You will build and maintain network automation frameworks for large-scale datacenter environments supporting AI/ML workloads.
Responsibilities
Build Ansible playbooks, roles, and modules to automate device configurations, software upgrades, and compliance checks across multi-vendor environments.
Design and implement Python-based automation scripts and tools to integrate with APIs, orchestration platforms, and monitoring systems.
Automate OS core networking configurations on servers (Linux / Windows / Hypervisor) including bonding, VLANs, routing tables, kernel network parameters, MTU tuning, and NIC performance optimization.
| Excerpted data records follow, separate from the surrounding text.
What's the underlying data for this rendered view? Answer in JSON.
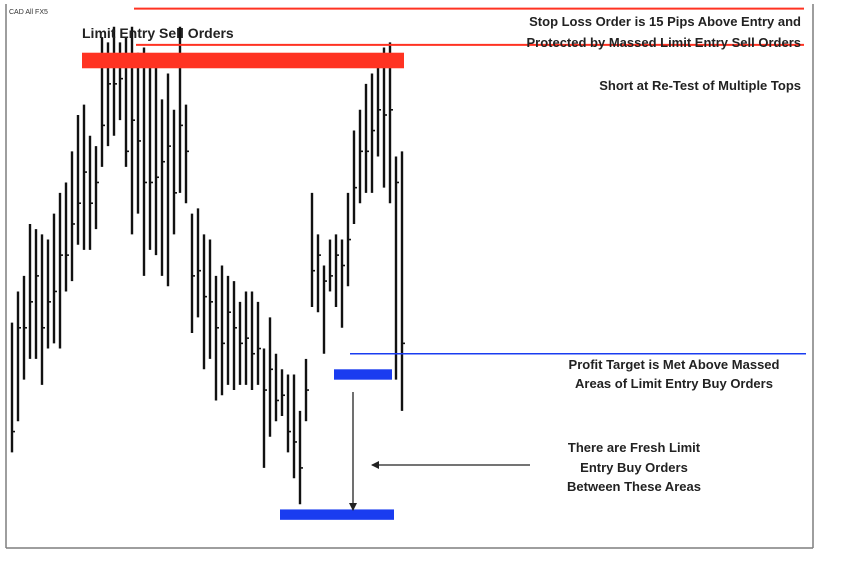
{
  "chart_data": {
    "type": "ohlc-bar",
    "symbol": "CAD All FX5",
    "title": "",
    "xlabel": "",
    "ylabel": "",
    "ylim": [
      0,
      100
    ],
    "bars": [
      {
        "h": 39,
        "l": 14,
        "c": 18
      },
      {
        "h": 45,
        "l": 20,
        "c": 38
      },
      {
        "h": 48,
        "l": 28,
        "c": 38
      },
      {
        "h": 58,
        "l": 32,
        "c": 43
      },
      {
        "h": 57,
        "l": 32,
        "c": 48
      },
      {
        "h": 56,
        "l": 27,
        "c": 38
      },
      {
        "h": 55,
        "l": 34,
        "c": 43
      },
      {
        "h": 60,
        "l": 35,
        "c": 45
      },
      {
        "h": 64,
        "l": 34,
        "c": 52
      },
      {
        "h": 66,
        "l": 45,
        "c": 52
      },
      {
        "h": 72,
        "l": 47,
        "c": 58
      },
      {
        "h": 79,
        "l": 54,
        "c": 62
      },
      {
        "h": 81,
        "l": 53,
        "c": 68
      },
      {
        "h": 75,
        "l": 53,
        "c": 62
      },
      {
        "h": 73,
        "l": 57,
        "c": 66
      },
      {
        "h": 94,
        "l": 69,
        "c": 77
      },
      {
        "h": 93,
        "l": 73,
        "c": 85
      },
      {
        "h": 96,
        "l": 75,
        "c": 85
      },
      {
        "h": 93,
        "l": 78,
        "c": 86
      },
      {
        "h": 94,
        "l": 69,
        "c": 72
      },
      {
        "h": 96,
        "l": 56,
        "c": 78
      },
      {
        "h": 91,
        "l": 60,
        "c": 74
      },
      {
        "h": 92,
        "l": 48,
        "c": 66
      },
      {
        "h": 90,
        "l": 53,
        "c": 66
      },
      {
        "h": 90,
        "l": 52,
        "c": 67
      },
      {
        "h": 82,
        "l": 48,
        "c": 70
      },
      {
        "h": 87,
        "l": 46,
        "c": 73
      },
      {
        "h": 80,
        "l": 56,
        "c": 64
      },
      {
        "h": 96,
        "l": 64,
        "c": 77
      },
      {
        "h": 81,
        "l": 62,
        "c": 72
      },
      {
        "h": 60,
        "l": 37,
        "c": 48
      },
      {
        "h": 61,
        "l": 40,
        "c": 49
      },
      {
        "h": 56,
        "l": 30,
        "c": 44
      },
      {
        "h": 55,
        "l": 32,
        "c": 43
      },
      {
        "h": 48,
        "l": 24,
        "c": 38
      },
      {
        "h": 50,
        "l": 25,
        "c": 35
      },
      {
        "h": 48,
        "l": 27,
        "c": 41
      },
      {
        "h": 47,
        "l": 26,
        "c": 38
      },
      {
        "h": 43,
        "l": 27,
        "c": 35
      },
      {
        "h": 45,
        "l": 27,
        "c": 36
      },
      {
        "h": 45,
        "l": 26,
        "c": 33
      },
      {
        "h": 43,
        "l": 27,
        "c": 34
      },
      {
        "h": 34,
        "l": 11,
        "c": 26
      },
      {
        "h": 40,
        "l": 17,
        "c": 30
      },
      {
        "h": 33,
        "l": 20,
        "c": 24
      },
      {
        "h": 30,
        "l": 21,
        "c": 25
      },
      {
        "h": 29,
        "l": 14,
        "c": 18
      },
      {
        "h": 29,
        "l": 9,
        "c": 16
      },
      {
        "h": 22,
        "l": 4,
        "c": 11
      },
      {
        "h": 32,
        "l": 20,
        "c": 26
      },
      {
        "h": 64,
        "l": 42,
        "c": 49
      },
      {
        "h": 56,
        "l": 41,
        "c": 52
      },
      {
        "h": 50,
        "l": 33,
        "c": 47
      },
      {
        "h": 55,
        "l": 45,
        "c": 48
      },
      {
        "h": 56,
        "l": 42,
        "c": 52
      },
      {
        "h": 55,
        "l": 38,
        "c": 50
      },
      {
        "h": 64,
        "l": 46,
        "c": 55
      },
      {
        "h": 76,
        "l": 58,
        "c": 65
      },
      {
        "h": 80,
        "l": 62,
        "c": 72
      },
      {
        "h": 85,
        "l": 64,
        "c": 72
      },
      {
        "h": 87,
        "l": 64,
        "c": 76
      },
      {
        "h": 89,
        "l": 71,
        "c": 80
      },
      {
        "h": 92,
        "l": 65,
        "c": 79
      },
      {
        "h": 93,
        "l": 62,
        "c": 80
      },
      {
        "h": 71,
        "l": 28,
        "c": 66
      },
      {
        "h": 72,
        "l": 22,
        "c": 35
      }
    ],
    "zones": {
      "sell_orders": {
        "from": 88,
        "to": 91
      },
      "buy_orders_upper": {
        "from": 28,
        "to": 30
      },
      "buy_orders_lower": {
        "from": 1,
        "to": 3
      }
    },
    "lines": {
      "stop_loss": 99.5,
      "short_entry": 92.5,
      "profit_target": 33
    },
    "annotations": {
      "sell_zone_label": "Limit Entry Sell Orders",
      "stop_loss_label": [
        "Stop Loss Order is 15 Pips Above Entry and",
        "Protected by Massed Limit Entry Sell Orders"
      ],
      "short_label": "Short at Re-Test of Multiple Tops",
      "profit_label": [
        "Profit Target is Met Above Massed",
        "Areas of Limit Entry Buy Orders"
      ],
      "fresh_orders_label": [
        "There are Fresh Limit",
        "Entry Buy Orders",
        "Between These Areas"
      ]
    },
    "colors": {
      "bar": "#111111",
      "red": "#ff3322",
      "blue": "#1a3cf0",
      "border": "#7f7f7f",
      "text": "#222222"
    }
  }
}
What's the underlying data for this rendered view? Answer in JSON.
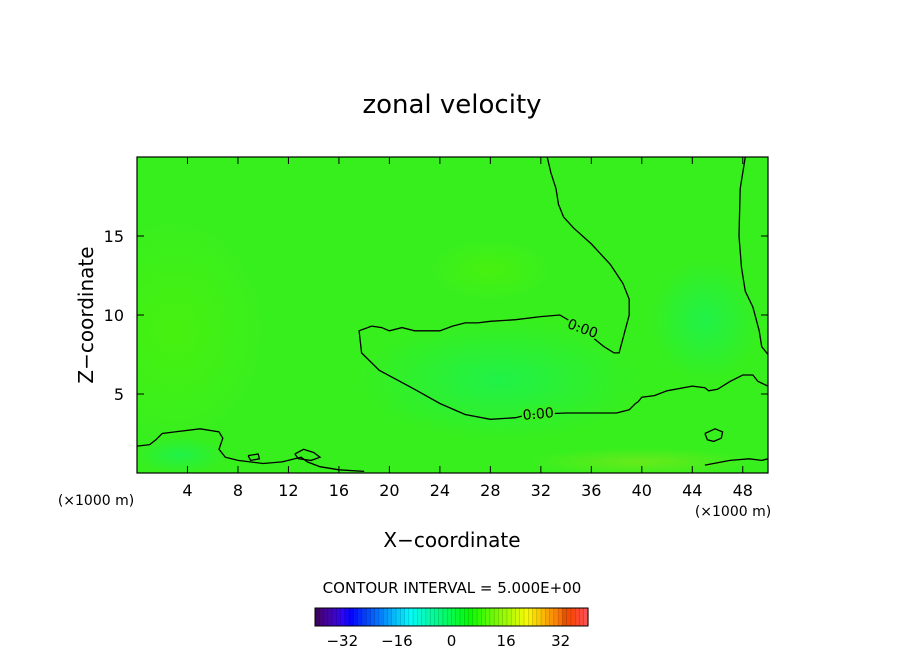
{
  "chart_data": {
    "type": "heatmap",
    "title": "zonal velocity",
    "xlabel": "X−coordinate",
    "ylabel": "Z−coordinate",
    "x_unit_left": "(×1000 m)",
    "x_unit_right": "(×1000 m)",
    "xlim": [
      0,
      50
    ],
    "ylim": [
      0,
      20
    ],
    "x_ticks": [
      4,
      8,
      12,
      16,
      20,
      24,
      28,
      32,
      36,
      40,
      44,
      48
    ],
    "x_tick_labels": [
      "4",
      "8",
      "12",
      "16",
      "20",
      "24",
      "28",
      "32",
      "36",
      "40",
      "44",
      "48"
    ],
    "y_ticks": [
      5,
      10,
      15
    ],
    "y_tick_labels": [
      "5",
      "10",
      "15"
    ],
    "contour_interval_text": "CONTOUR INTERVAL = 5.000E+00",
    "contour_labels": [
      {
        "text": "0.00",
        "x": 35.3,
        "y": 9.1,
        "angle": 20
      },
      {
        "text": "0.00",
        "x": 31.8,
        "y": 3.7,
        "angle": -5
      }
    ],
    "zero_contours": [
      [
        [
          18.6,
          9.3
        ],
        [
          17.6,
          9.0
        ],
        [
          17.8,
          7.6
        ],
        [
          19.2,
          6.5
        ],
        [
          22.0,
          5.3
        ],
        [
          24.0,
          4.4
        ],
        [
          26.0,
          3.7
        ],
        [
          28.0,
          3.4
        ],
        [
          30.0,
          3.5
        ],
        [
          31.0,
          3.7
        ],
        [
          34.0,
          3.8
        ],
        [
          38.0,
          3.8
        ],
        [
          39.0,
          4.0
        ],
        [
          39.5,
          4.4
        ],
        [
          39.7,
          4.5
        ],
        [
          40.0,
          4.8
        ],
        [
          41.0,
          4.9
        ],
        [
          42.0,
          5.2
        ],
        [
          44.0,
          5.5
        ],
        [
          45.0,
          5.4
        ],
        [
          45.3,
          5.2
        ],
        [
          46.0,
          5.3
        ],
        [
          47.0,
          5.8
        ],
        [
          48.0,
          6.2
        ],
        [
          48.8,
          6.2
        ],
        [
          49.2,
          5.8
        ],
        [
          50.0,
          5.5
        ]
      ],
      [
        [
          18.6,
          9.3
        ],
        [
          19.4,
          9.2
        ],
        [
          20.0,
          9.0
        ],
        [
          21.0,
          9.2
        ],
        [
          22.0,
          9.0
        ],
        [
          24.0,
          9.0
        ],
        [
          25.0,
          9.3
        ],
        [
          26.0,
          9.5
        ],
        [
          27.0,
          9.5
        ],
        [
          28.0,
          9.6
        ],
        [
          30.0,
          9.7
        ],
        [
          32.0,
          9.9
        ],
        [
          33.5,
          10.0
        ],
        [
          35.0,
          9.3
        ],
        [
          37.0,
          8.0
        ],
        [
          37.8,
          7.6
        ],
        [
          38.2,
          7.6
        ],
        [
          38.5,
          8.5
        ],
        [
          39.0,
          10.0
        ],
        [
          39.0,
          11.0
        ],
        [
          38.5,
          12.0
        ],
        [
          37.5,
          13.2
        ],
        [
          36.0,
          14.5
        ],
        [
          34.6,
          15.5
        ],
        [
          33.8,
          16.2
        ],
        [
          33.4,
          17.0
        ],
        [
          33.2,
          18.0
        ],
        [
          32.8,
          19.0
        ],
        [
          32.5,
          20.0
        ]
      ],
      [
        [
          48.2,
          20.0
        ],
        [
          47.8,
          18.0
        ],
        [
          47.7,
          15.0
        ],
        [
          47.9,
          13.0
        ],
        [
          48.2,
          11.5
        ],
        [
          48.8,
          10.5
        ],
        [
          49.3,
          9.0
        ],
        [
          49.5,
          8.0
        ],
        [
          50.0,
          7.5
        ]
      ],
      [
        [
          0.0,
          1.7
        ],
        [
          1.0,
          1.8
        ],
        [
          1.5,
          2.1
        ],
        [
          2.0,
          2.5
        ],
        [
          3.0,
          2.6
        ],
        [
          5.0,
          2.8
        ],
        [
          6.5,
          2.6
        ],
        [
          6.8,
          2.2
        ],
        [
          6.5,
          1.5
        ],
        [
          7.0,
          1.0
        ],
        [
          8.0,
          0.8
        ],
        [
          10.0,
          0.6
        ],
        [
          11.5,
          0.7
        ],
        [
          12.5,
          0.9
        ],
        [
          13.0,
          1.0
        ],
        [
          13.5,
          0.7
        ],
        [
          14.5,
          0.4
        ],
        [
          16.0,
          0.2
        ],
        [
          18.0,
          0.1
        ]
      ],
      [
        [
          12.5,
          1.2
        ],
        [
          13.2,
          1.5
        ],
        [
          14.0,
          1.3
        ],
        [
          14.5,
          1.0
        ],
        [
          13.8,
          0.8
        ],
        [
          12.8,
          0.9
        ],
        [
          12.5,
          1.2
        ]
      ],
      [
        [
          8.8,
          1.1
        ],
        [
          9.6,
          1.2
        ],
        [
          9.7,
          0.9
        ],
        [
          9.0,
          0.8
        ],
        [
          8.8,
          1.1
        ]
      ],
      [
        [
          45.0,
          2.5
        ],
        [
          45.8,
          2.8
        ],
        [
          46.4,
          2.6
        ],
        [
          46.3,
          2.2
        ],
        [
          45.7,
          2.0
        ],
        [
          45.2,
          2.1
        ],
        [
          45.0,
          2.5
        ]
      ],
      [
        [
          45.0,
          0.5
        ],
        [
          47.0,
          0.8
        ],
        [
          48.5,
          0.9
        ],
        [
          49.5,
          0.8
        ],
        [
          50.0,
          0.9
        ]
      ]
    ],
    "colorbar": {
      "ticks": [
        -32,
        -16,
        0,
        16,
        32
      ],
      "tick_labels": [
        "−32",
        "−16",
        "0",
        "16",
        "32"
      ],
      "range": [
        -40,
        40
      ]
    }
  }
}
Collaborate with infrastructure, network engineering, and DevOps teams to deliver seamless provisioning and scaling of GPU/TPU clusters.
Ensure network automation solutions meet high-performance computing (HPC) requirements such as low latency, high throughput, and fault tolerance.
Required Skills
Expertise in Ansible for large-scale network automation (playbook development, dynamic inventory, custom modules).
Strong proficiency in Python for scripting, API integrations (REST, NETCONF, gNMI), and device interaction (NAPALM, Paramiko).
Deep understanding of networking concepts including BGP, EVPN-VXLAN, MPLS, QoS, and leaf-spine architectures.
Knowledge of Linux / Windows / Hypervisor OS core networking, including network stack tuning, NIC bonding, SR-IOV, and performance tuning for HPC/AI workloads.
Experience in Private Cloud environments supporting HPC/AI workloads.
Familiarity with CI/CD pipelines (GitLab, Jenkins) for deploying automation at scale.
Knowledge of network observability, telemetry, and streaming protocols (gRPC, sFlow, Prometheus).